Il paraît que nous vivons dans une période de retour aux classiques, que les consommateurs se tournent avant tout vers des « refuges » avec lesquels ils entretiennent un rapport affectif. C’est vrai que l’on a rarement vu les marques aussi actives sur le sujet, avec des séries de recettes autour des Carambar, Petits Beurre, Speculoos ou encore de la Vache qui Rit (chez Marabout), de nouvelles saveurs et couleurs pour les sucreries (avec notamment le Tagada Pink), mais aussi des pâtisseries anciennes ressorties des placards. J’ai déjà du parler du sujet, car il est intéressant, mais il y a bien des spécialités qui n’ont pas quitté les vitrines alors qu’elles auraient bien besoin d’un coup de jeune.
En boulangerie-pâtisserie, les fondamentaux de la viennoiserie sont le croissant, le pain au chocolat, mais aussi… la viennoise. Vous savez, cette baguette brillante, élaborée à partir de farine dite « de gruau » (donc très blanche, T45 pour les intimes), d’un peu de lait, de beurre et de sucre. Moelleuse, elle a tout de même tendance à sécher assez vite, ce qui en fait un produit à consommer dans la journée. De plus, certains artisans se plaisent visiblement à la maltraiter, en la réalisant avec des ingrédients de mauvaise qualité : farine bas de gamme, lait stérilisé sans saveur, … Une réflexion est aussi à mener sur le format : ces longues étendues de pâte seraient bien en peine de constituer une gourmandise à consommer sur le pouce, car elles sont généralement trop « copieuses ». Les saveurs manquent de variété : en dehors de la déclinaison nature ou chocolat, avec des pépites souvent trop amères, de quoi lasser même les plus persévérants.
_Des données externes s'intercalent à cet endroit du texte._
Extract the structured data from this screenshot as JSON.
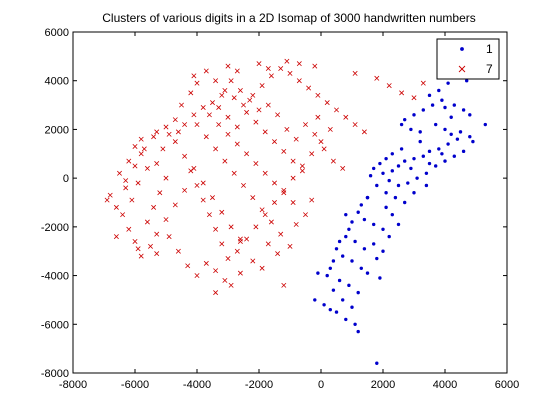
{
  "chart_data": {
    "type": "scatter",
    "title": "Clusters of various digits in a 2D Isomap of 3000 handwritten numbers",
    "xlabel": "",
    "ylabel": "",
    "xlim": [
      -8000,
      6000
    ],
    "ylim": [
      -8000,
      6000
    ],
    "xticks": [
      -8000,
      -6000,
      -4000,
      -2000,
      0,
      2000,
      4000,
      6000
    ],
    "yticks": [
      -8000,
      -6000,
      -4000,
      -2000,
      0,
      2000,
      4000,
      6000
    ],
    "grid": false,
    "legend_position": "top-right",
    "series": [
      {
        "name": "1",
        "marker": "dot",
        "color": "#0000cc",
        "points": [
          [
            4400,
            4200
          ],
          [
            4700,
            4000
          ],
          [
            4100,
            3900
          ],
          [
            3800,
            3600
          ],
          [
            3500,
            3400
          ],
          [
            3900,
            3200
          ],
          [
            4300,
            3000
          ],
          [
            4600,
            2800
          ],
          [
            4800,
            2600
          ],
          [
            5300,
            2200
          ],
          [
            3600,
            3000
          ],
          [
            3300,
            2800
          ],
          [
            3000,
            2600
          ],
          [
            2700,
            2400
          ],
          [
            2600,
            2200
          ],
          [
            2900,
            2000
          ],
          [
            3200,
            1900
          ],
          [
            3700,
            2200
          ],
          [
            4000,
            2000
          ],
          [
            4200,
            1800
          ],
          [
            4500,
            1900
          ],
          [
            4800,
            1700
          ],
          [
            4900,
            1500
          ],
          [
            4400,
            1600
          ],
          [
            4100,
            1400
          ],
          [
            3800,
            1200
          ],
          [
            3500,
            1100
          ],
          [
            3300,
            900
          ],
          [
            3000,
            800
          ],
          [
            2700,
            700
          ],
          [
            2500,
            500
          ],
          [
            2300,
            300
          ],
          [
            2000,
            200
          ],
          [
            2200,
            -100
          ],
          [
            2500,
            -300
          ],
          [
            2800,
            -200
          ],
          [
            3100,
            0
          ],
          [
            3400,
            200
          ],
          [
            3700,
            500
          ],
          [
            4000,
            700
          ],
          [
            4300,
            900
          ],
          [
            4600,
            1100
          ],
          [
            2600,
            1200
          ],
          [
            2300,
            1000
          ],
          [
            2100,
            800
          ],
          [
            1900,
            600
          ],
          [
            1700,
            400
          ],
          [
            1600,
            100
          ],
          [
            1800,
            -300
          ],
          [
            2100,
            -600
          ],
          [
            2400,
            -800
          ],
          [
            2700,
            -1000
          ],
          [
            3000,
            -600
          ],
          [
            1500,
            -800
          ],
          [
            1300,
            -1100
          ],
          [
            1200,
            -1400
          ],
          [
            1400,
            -1700
          ],
          [
            1700,
            -1900
          ],
          [
            2000,
            -2100
          ],
          [
            2300,
            -1500
          ],
          [
            1000,
            -1800
          ],
          [
            900,
            -2100
          ],
          [
            800,
            -2400
          ],
          [
            1100,
            -2600
          ],
          [
            1400,
            -2900
          ],
          [
            1700,
            -2700
          ],
          [
            600,
            -2600
          ],
          [
            500,
            -2900
          ],
          [
            700,
            -3200
          ],
          [
            1000,
            -3400
          ],
          [
            1300,
            -3700
          ],
          [
            400,
            -3400
          ],
          [
            300,
            -3700
          ],
          [
            200,
            -4000
          ],
          [
            -100,
            -3900
          ],
          [
            600,
            -4200
          ],
          [
            900,
            -4400
          ],
          [
            1200,
            -4700
          ],
          [
            400,
            -4600
          ],
          [
            700,
            -5000
          ],
          [
            1000,
            -5300
          ],
          [
            500,
            -5500
          ],
          [
            800,
            -5800
          ],
          [
            1100,
            -6000
          ],
          [
            1200,
            -6300
          ],
          [
            -200,
            -5000
          ],
          [
            100,
            -5200
          ],
          [
            300,
            -5400
          ],
          [
            2000,
            -3000
          ],
          [
            1800,
            -3300
          ],
          [
            1500,
            -3900
          ],
          [
            1900,
            -4100
          ],
          [
            2200,
            -2400
          ],
          [
            2500,
            -1900
          ],
          [
            800,
            -1500
          ],
          [
            3200,
            1500
          ],
          [
            3500,
            600
          ],
          [
            3900,
            1000
          ],
          [
            4200,
            2500
          ],
          [
            4000,
            2900
          ],
          [
            1800,
            -7600
          ],
          [
            1500,
            -800
          ],
          [
            2100,
            -1200
          ],
          [
            2900,
            400
          ],
          [
            3400,
            -300
          ]
        ]
      },
      {
        "name": "7",
        "marker": "x",
        "color": "#cc0000",
        "points": [
          [
            -6800,
            -700
          ],
          [
            -6600,
            -1200
          ],
          [
            -6300,
            -400
          ],
          [
            -6500,
            200
          ],
          [
            -6200,
            700
          ],
          [
            -6000,
            1300
          ],
          [
            -5800,
            1000
          ],
          [
            -5600,
            400
          ],
          [
            -5900,
            -200
          ],
          [
            -6100,
            -900
          ],
          [
            -6400,
            -1500
          ],
          [
            -6200,
            -2100
          ],
          [
            -6000,
            -2600
          ],
          [
            -5800,
            -3200
          ],
          [
            -5500,
            -2800
          ],
          [
            -5300,
            -2300
          ],
          [
            -5600,
            -1800
          ],
          [
            -5400,
            -1200
          ],
          [
            -5200,
            -600
          ],
          [
            -5000,
            0
          ],
          [
            -5300,
            600
          ],
          [
            -5100,
            1200
          ],
          [
            -4900,
            1800
          ],
          [
            -4700,
            2400
          ],
          [
            -4500,
            3000
          ],
          [
            -4200,
            3500
          ],
          [
            -4000,
            3900
          ],
          [
            -3700,
            4400
          ],
          [
            -3400,
            4000
          ],
          [
            -3100,
            3600
          ],
          [
            -2800,
            3300
          ],
          [
            -2500,
            3000
          ],
          [
            -2200,
            3400
          ],
          [
            -1900,
            3800
          ],
          [
            -1600,
            4200
          ],
          [
            -1300,
            4500
          ],
          [
            -1000,
            4300
          ],
          [
            -700,
            4000
          ],
          [
            -400,
            3700
          ],
          [
            -100,
            3400
          ],
          [
            200,
            3100
          ],
          [
            500,
            2800
          ],
          [
            800,
            2500
          ],
          [
            1100,
            2200
          ],
          [
            1400,
            1900
          ],
          [
            -4700,
            1500
          ],
          [
            -4400,
            900
          ],
          [
            -4200,
            300
          ],
          [
            -4000,
            -300
          ],
          [
            -3800,
            -900
          ],
          [
            -3600,
            -1500
          ],
          [
            -3400,
            -2100
          ],
          [
            -3200,
            -2700
          ],
          [
            -3000,
            -3300
          ],
          [
            -2700,
            -3000
          ],
          [
            -2400,
            -2500
          ],
          [
            -2100,
            -2000
          ],
          [
            -1800,
            -1500
          ],
          [
            -1500,
            -1000
          ],
          [
            -1200,
            -500
          ],
          [
            -900,
            0
          ],
          [
            -600,
            500
          ],
          [
            -300,
            1000
          ],
          [
            0,
            1500
          ],
          [
            300,
            2000
          ],
          [
            -3600,
            2600
          ],
          [
            -3300,
            2200
          ],
          [
            -3000,
            1800
          ],
          [
            -2700,
            1400
          ],
          [
            -2400,
            1000
          ],
          [
            -2100,
            600
          ],
          [
            -1800,
            200
          ],
          [
            -1500,
            -200
          ],
          [
            -1200,
            -600
          ],
          [
            -900,
            -1000
          ],
          [
            -3300,
            2900
          ],
          [
            -3000,
            2500
          ],
          [
            -2700,
            2100
          ],
          [
            -2400,
            2700
          ],
          [
            -2100,
            2300
          ],
          [
            -1800,
            1900
          ],
          [
            -1500,
            1500
          ],
          [
            -1200,
            1100
          ],
          [
            -900,
            700
          ],
          [
            -600,
            300
          ],
          [
            -4000,
            2200
          ],
          [
            -3700,
            1700
          ],
          [
            -3400,
            1200
          ],
          [
            -3100,
            700
          ],
          [
            -2800,
            200
          ],
          [
            -2500,
            -300
          ],
          [
            -2200,
            -800
          ],
          [
            -1900,
            -1300
          ],
          [
            -1600,
            -1800
          ],
          [
            -1300,
            -2300
          ],
          [
            -1000,
            -2800
          ],
          [
            -2600,
            -2600
          ],
          [
            -2900,
            -2000
          ],
          [
            -3200,
            -1400
          ],
          [
            -3500,
            -800
          ],
          [
            -3800,
            -200
          ],
          [
            -4100,
            400
          ],
          [
            -4400,
            -500
          ],
          [
            -4700,
            -1100
          ],
          [
            -5000,
            -1700
          ],
          [
            -5300,
            -3100
          ],
          [
            -4900,
            -2400
          ],
          [
            -4600,
            -3000
          ],
          [
            -4300,
            -3600
          ],
          [
            -4000,
            -4000
          ],
          [
            -3700,
            -3500
          ],
          [
            -3400,
            -3800
          ],
          [
            -3100,
            -4200
          ],
          [
            -1200,
            -4400
          ],
          [
            -2600,
            -2500
          ],
          [
            -5900,
            -2900
          ],
          [
            -6600,
            -2400
          ],
          [
            -6900,
            -900
          ],
          [
            -5800,
            1600
          ],
          [
            -5400,
            1700
          ],
          [
            -4100,
            4200
          ],
          [
            -3000,
            4600
          ],
          [
            -2700,
            4400
          ],
          [
            -2000,
            4700
          ],
          [
            -1700,
            4500
          ],
          [
            -1100,
            4800
          ],
          [
            -700,
            4700
          ],
          [
            -200,
            4600
          ],
          [
            1100,
            4300
          ],
          [
            1800,
            4100
          ],
          [
            2200,
            3800
          ],
          [
            2600,
            3500
          ],
          [
            3000,
            3300
          ],
          [
            3300,
            3900
          ],
          [
            3900,
            4400
          ],
          [
            -200,
            1800
          ],
          [
            100,
            1200
          ],
          [
            400,
            700
          ],
          [
            700,
            400
          ],
          [
            -100,
            2500
          ],
          [
            -500,
            2200
          ],
          [
            -800,
            1600
          ],
          [
            -1100,
            2000
          ],
          [
            -1400,
            2600
          ],
          [
            -1700,
            3000
          ],
          [
            -2000,
            2800
          ],
          [
            -2300,
            3200
          ],
          [
            -2600,
            3600
          ],
          [
            -2900,
            4000
          ],
          [
            -3200,
            3400
          ],
          [
            -3500,
            3100
          ],
          [
            -3800,
            2900
          ],
          [
            -4100,
            2600
          ],
          [
            -4400,
            2200
          ],
          [
            -4600,
            1900
          ],
          [
            -5000,
            2100
          ],
          [
            -5300,
            1900
          ],
          [
            -5700,
            1200
          ],
          [
            -6000,
            500
          ],
          [
            -6300,
            -100
          ],
          [
            -2200,
            -3400
          ],
          [
            -1900,
            -3700
          ],
          [
            -2600,
            -3900
          ],
          [
            -2900,
            -4400
          ],
          [
            -3400,
            -4700
          ],
          [
            -1700,
            -2700
          ],
          [
            -1400,
            -3100
          ],
          [
            -800,
            -1900
          ],
          [
            -500,
            -1500
          ],
          [
            -300,
            -900
          ]
        ]
      }
    ]
  }
}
Heureusement, quelques uns ont décidé de faire valser les viennoises. Jérome Duchamp est de ceux-ci. Au Pré Saint-Gervais, dans sa boutique « P’tit Père » de la rue Danton, les produits ne restent jamais bien longtemps, convoités par les nombreux gourmands qui se pressent pour découvrir les créations de l’artisan. A chaque visite, on découvre de nouvelles saveurs… et récemement, ce fut une Viennoise au Praliné Noisette. D’apparence, on pourrait croire que les pépites incorporées à la pâte sont faites d’un chocolat noir des plus classiques.
Il n’en est rien : en fondant sur la langue, elles révèlent leurs chaudes notes de noisette grillée et viennent relever la douceur lactique de la pâte, bien moelleuse mais « ferme » par ailleurs. Le dosage en sucre est bien réalisé, tout comme pour le beurre, qui assure au produit une bonne conservation. En définitive, la noisette s’invite discrètement, par surprise. On pourra rapprocher ces gouttes parfumées d’une célèbre pâte à tartiner, le côté gras et écoeurant en moins. Cette viennoise est une véritable mine d’or pour les gourmands : riche en pépites, elle se déguste sur le pouce grâce à un format adapté, idéal pour un goûter. Bien sûr, on peut choisir de la garder pour plus tard, et de la garnir d’un peu de confiture – si possible acidulée, aux fruits rouges par exemple – afin de créer encore plus de contraste avec la douceur de l’ensemble.
Bien sûr, le praliné noisette n’est qu’une idée parmi tant d’autres, et cet artisan propose régulièrement d’autres saveurs. Une pratique très bien vue, car elle permet de maintenir l’intérêt de la clientèle, tout en conservant une recette de base commune. Parmi les associations que j’ai pu rencontrer dans mes visites au travers des boulangeries, celle du chocolat blanc et du citron vert est très réussie, tout comme la plus reconnue cranberries-chocolat blanc.
Viennoise au Praliné Noisette, P’tit Père – Le Pré-Saint-Gervais (93), vendue à l’unité, 1,50€ la pièce d’environ 150g.